Extension services are integral to agricultural productivity growth, development, and competitiveness. Developing high-quality, demand-driven, multi-sector services is a key to meeting food security, farmer livelihood, and export goals.

In response to the changing demand—particularly the increasing market focus—private sector extension services increasingly provide input, commodity, business development, and value chain-oriented services in partnership with public authorities. To best support this expanding and critical role of the private sector, public authorities can provide incentives to private service provision; ensure robust regulation and oversight; monitoring, technical support and evaluation of service providers; coordination of service providers; and financial support of underserved issues (such as natural resource management) and marginalized populations.

The following examples highlight the role of the private sector across select extension functions:

Improving technology transfer to increase export crop production and achieve food security

Traditional technology transfer is an important part of the extension that often involves the private sector. Aspects might include:

  • Public and proprietary technologies in new crop and livestock technology.
  • Private sector financing of extension services for specific commodities, inputs, and/or value chains.
  • Private sector firms and/or farmer cooperatives’ provision of technical advisory services for new production inputs (allowing public extension systems to shift attention to other important extension functions).

Intensifying and/or diversifying the farming systems of small-scale farmers to increase farm income

In response to economic growth and changing consumer demand, extension can introduce new high-value crop, livestock, and other enterprise options to groups of farm households. The private sector, along with the public sector, can facilitate this in various ways:

  • Innovative farmers, who have already developed these new production systems or enterprises on their own, can be instrumental in building farmer capacity to absorb the new approaches.
  • Private sector financing of extension services, inputs, and/or value chains.
  • Private initiatives in information and communications technology can expand the circulation of market, price, and weather information and be an efficient conduit for specific kinds of extension advice.
  • Support to farmer and producer associations in improving access to larger urban markets.

Training for extension services

The following three extension functions all require training that in many cases is provided efficiently and effectively by nongovernmental organizations and the private sector working together with the public sector:

  • Building social capital and reaching economies of scale within rural communities: As small-scale farmers strive to increase farm income, they need to work together through producer and self-help groups within these rural communities. These farmer groups and their leadership will require training in many areas, including organization, technology, and financial management and technical skills. These skills are especially important as the groups begin creating larger producer or farmer associations with nearby farmer groups.
  • Educating farmers about sustainable natural resource management (NRM) practices: Land and water degradation is an increasingly serious problem and sustainable NRM practices should be a high priority for any government.
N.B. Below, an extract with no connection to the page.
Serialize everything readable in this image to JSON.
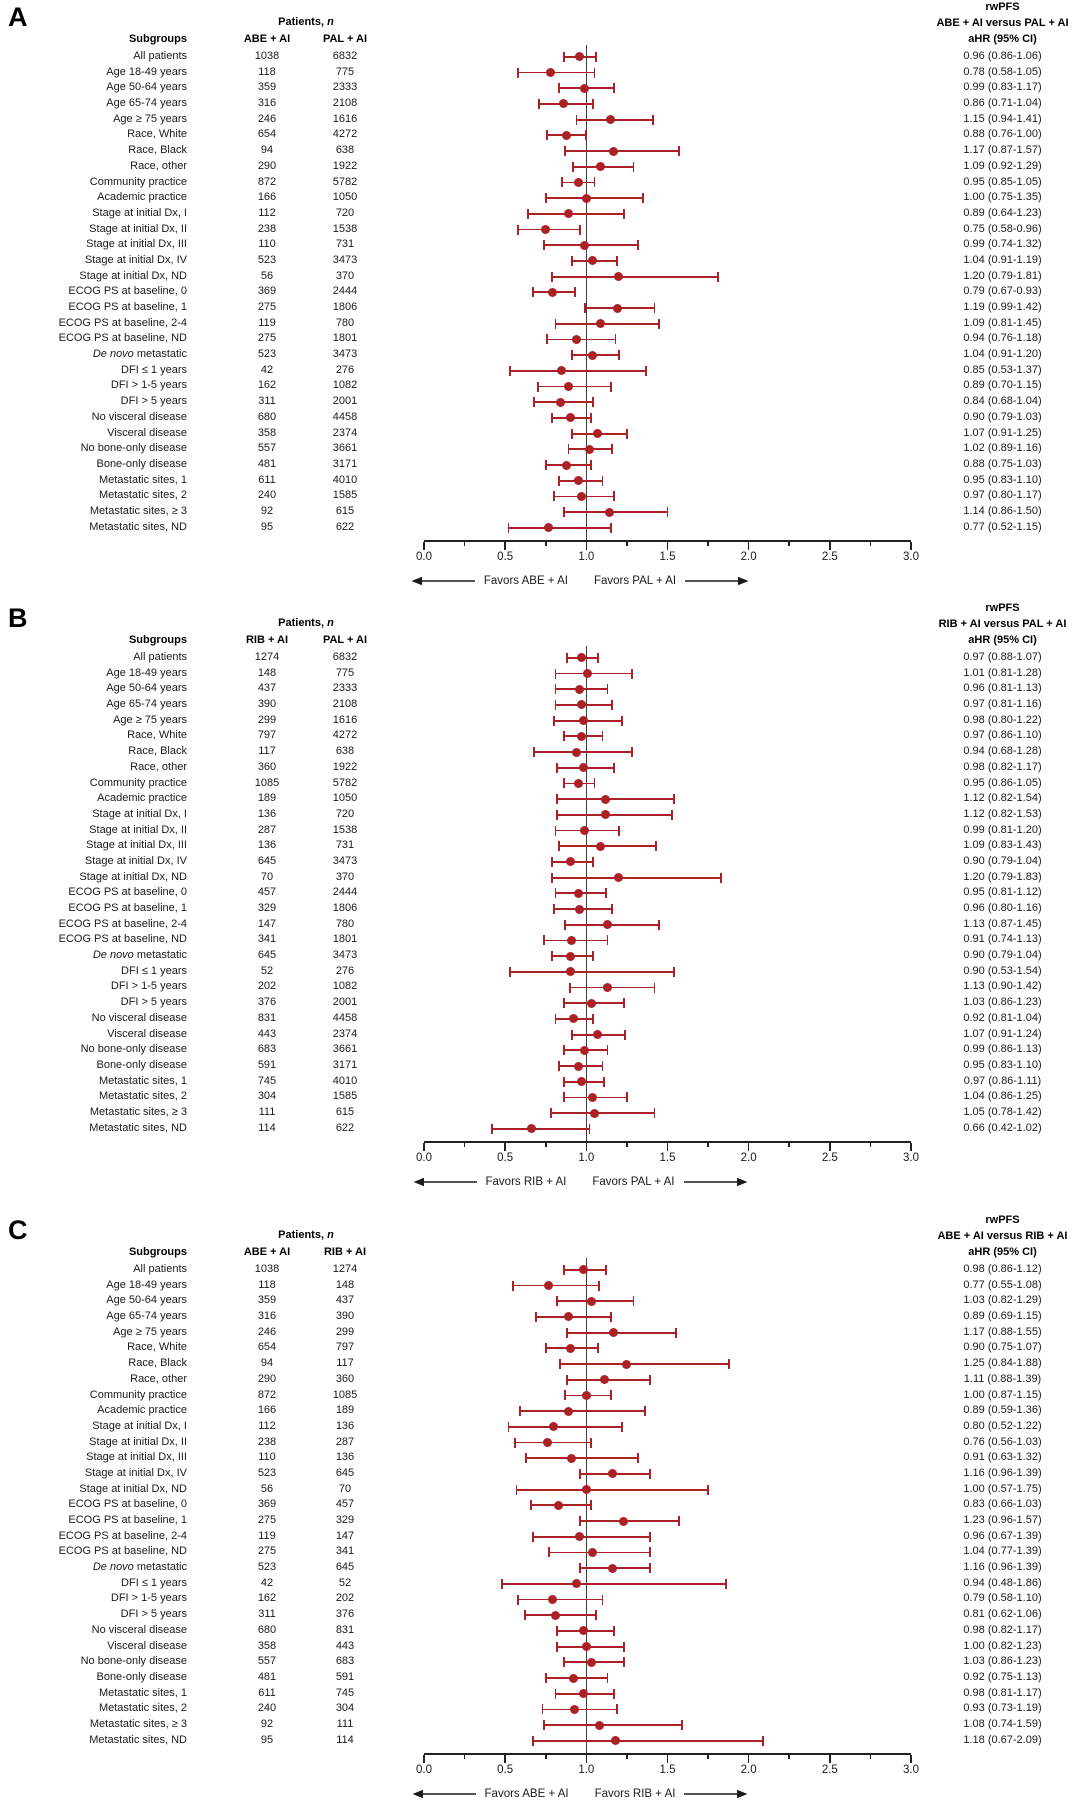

However, adoption of NRM practices is often slow, as it requires investment up-front in exchange for long-term benefits. Farmers often lack the necessary training, knowledge, and skills to apply or implement sustainable soil, water, pest, and other NRM practices. They need to be educated to integrate cost-effective, location-specific NRM practices into their farming systems.
  • Training rural women in nutrition, hygiene, healthcare, and family planning: In addition to the vital role women play across all areas of agricultural production and rural livelihoods, women are integral to alleviating hunger and malnutrition, and preventing disease. Training in family nutrition and in proper hygiene can support women in these efforts.